Côté forces, la Pologne compte actuellement 220 000 personnels actifs dans ses rangs. Le ministre Kosiniak-Kamysz l’a rappelé : l’objectif est d’atteindre 280 000 à 300 000 militaires actifs d'ici 2030. En parallèle, l'effort de formation civile — 400 000 civils en formation territoriale — constitue une réserve. Mais une analyse Defense News (août 2026) titre explicitement : « Poland is rearming faster than it can find soldiers ». En effet, la Pologne fait face à une déficit démographique qui impacte ses ambitions. C’est pourquoi « nous devons accélérer les procédures d'engagement et améliorer les salaires militaires » soutient Kosiniak-Kamysz.

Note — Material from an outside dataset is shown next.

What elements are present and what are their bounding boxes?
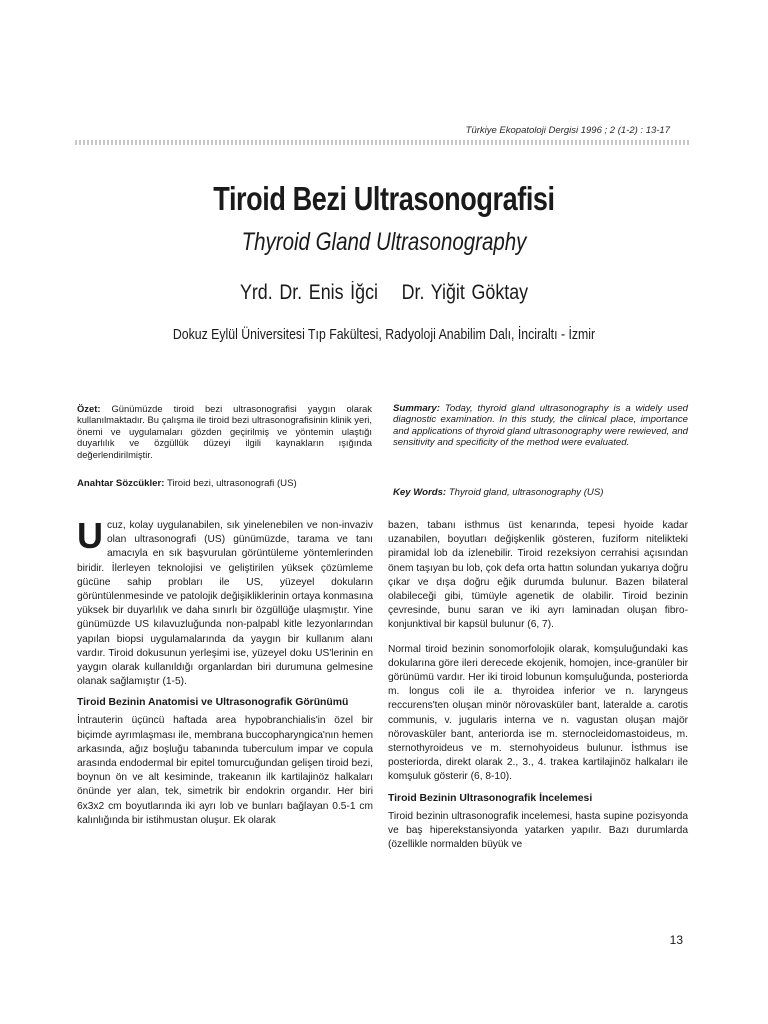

D’ici à 2030, le gouvernement vise plusieurs objectifs : consolider le leadership technologique en défense aérienne, développer des capacités de cyber-défense et de renseignement électronique, et multiplier par deux les capacités de production de munitions conventionnelles. Parallèlement, la Pologne cherche à positionner ses entreprises comme exportatrices crédibles. Des pays comme la Colombie, la Thaïlande, ou les pays baltes se tournent vers la Pologne pour des acquisitions de défense.
La Pologne vise donc la résilience d'approvisionnement, le développement des capacités locales et le positionnement de la Pologne comme un hub technologique régional. La montée en puissance militaire polonaise redéfinit incontestablement les équilibres de puissance en Europe.